How it is Different from Traditional Financial Systems?
- Unlike services like Venmo and PayPal, which rely on the traditional financial system for permission to transfer money and on existing debit/credit accounts, it is decentralized: any two people, anywhere in the world, can send bitcoin to each other without the involvement of a bank, government, or other institution.
- Every transaction involving it is tracked on the blockchain, which is similar to a bank’s ledger, or log of customers’ funds going in and out of the bank. In simple terms, it’s a record of every transaction ever made using bitcoin.
- Unlike a bank’s ledger, the blockchain is distributed across the entire network. No company, country, or third party is in control of it; and anyone can become part of that network.
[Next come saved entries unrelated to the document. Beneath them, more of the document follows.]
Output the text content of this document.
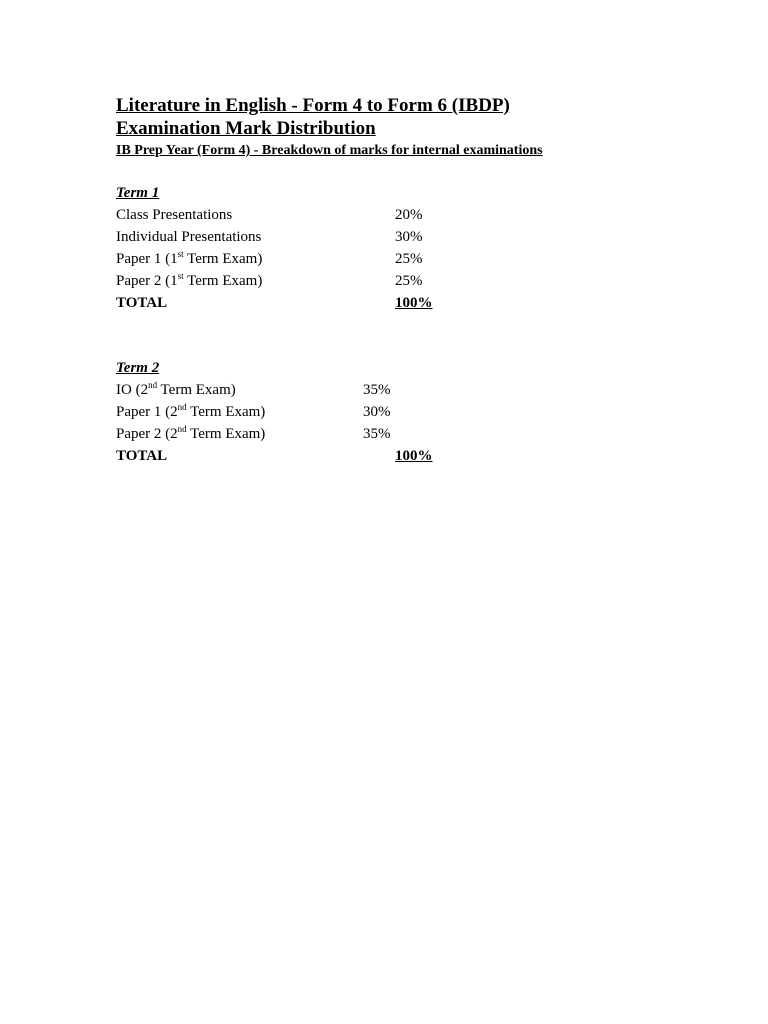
Literature in English - Form 4 to Form 6 (IBDP)
Examination Mark Distribution

IB Prep Year (Form 4) - Breakdown of marks for internal examinations

Term 1

Class Presentations	20%
Individual Presentations	30%
Paper 1 (1st Term Exam)	25%
Paper 2 (1st Term Exam)	25%
TOTAL	100%

Term 2

IO (2nd Term Exam)	35%
Paper 1 (2nd Term Exam)	30%
Paper 2 (2nd Term Exam)	35%
TOTAL	100%
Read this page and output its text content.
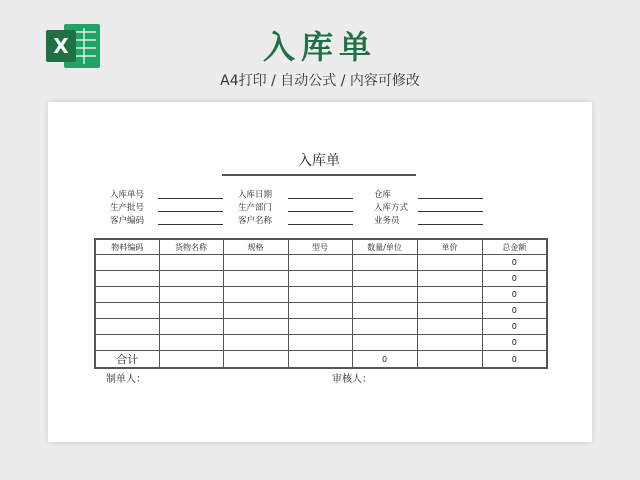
X	入库单
A4打印 / 自动公式 / 内容可修改
入库单
入库单号	入库日期	仓库
生产批号	生产部门	入库方式
客户编码	客户名称	业务员
物料编码	货物名称	规格	型号	数量/单位	单价	总金额
						0
						0
						0
						0
						0
						0
合计				0		0
制单人：	审核人：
- There will only ever be 21 million bitcoin. This is digital money that cannot be inflated or manipulated in any way.
- An investment vehicle
- A store of value similar to gold
- A way to transfer value around the world
- Even just a way to explore an emerging technology
Use Of it in illegal Transactions
Its use of it by criminals has attracted the attention of financial regulators, legislative bodies, law enforcement, and the media. Several news outlets have asserted that its popularity of its hinges on the ability to use them to purchase illegal goods. Nobel-prize-winning economist Joseph Stiglitz says that its anonymity encourages money laundering and other crimes.
Economic Concerns Due to Bitcoin
Along with other cryptocurrencies, has been described as an economic bubble by at least eight Nobel Memorial Prize in Economic Sciences laureates at various times, including Robert Shiller on 1 March 2014,
on 2 February 2018, professor Nouriel Roubini of New York University called it the “mother of all bubbles”, and on 27 April 2018, a University of Chicago economist James Heckman compared it to the 17th-century tulip mania.
Journalists, economists, investors, and the central bank of Estonia have voiced concerns that it is a Ponzi scheme. In April 2013, Eric Posner, a law professor at the University of Chicago, stated that “a real Ponzi “scheme takes fraud; bitcoin, by contrast, seems more like a collective delusion.”A July 2014 report by the World Bank concluded that bitcoin was not a deliberate Ponzi scheme. In June 2014, the Swiss Federal Council examined concerns that it might be a pyramid scheme, and concluded that “since in the case of bitcoin the typical promises of profits are lacking, it cannot be assumed that it is a pyramid scheme.”
Wealth is highly concentrated, with 0.01% holding 27% of in-circulation currency, as of 2021.
Mining is the process of creating a new bitcoin by solving puzzles. The first coin miner (as these systems are called) to solve the puzzle is rewarded with it. The mining process also confirms transactions on the cryptocurrency’s network and makes them trustworthy.
When it was first launched in 2010 its price was less than 1 dollar nobody has ever thought that it will become such a giant cryptocurrency those who were holding it from starting years 2011-to 2015 gained enormous wealth. The conclusion is nobody predicted what and when did anybody’s luck shine.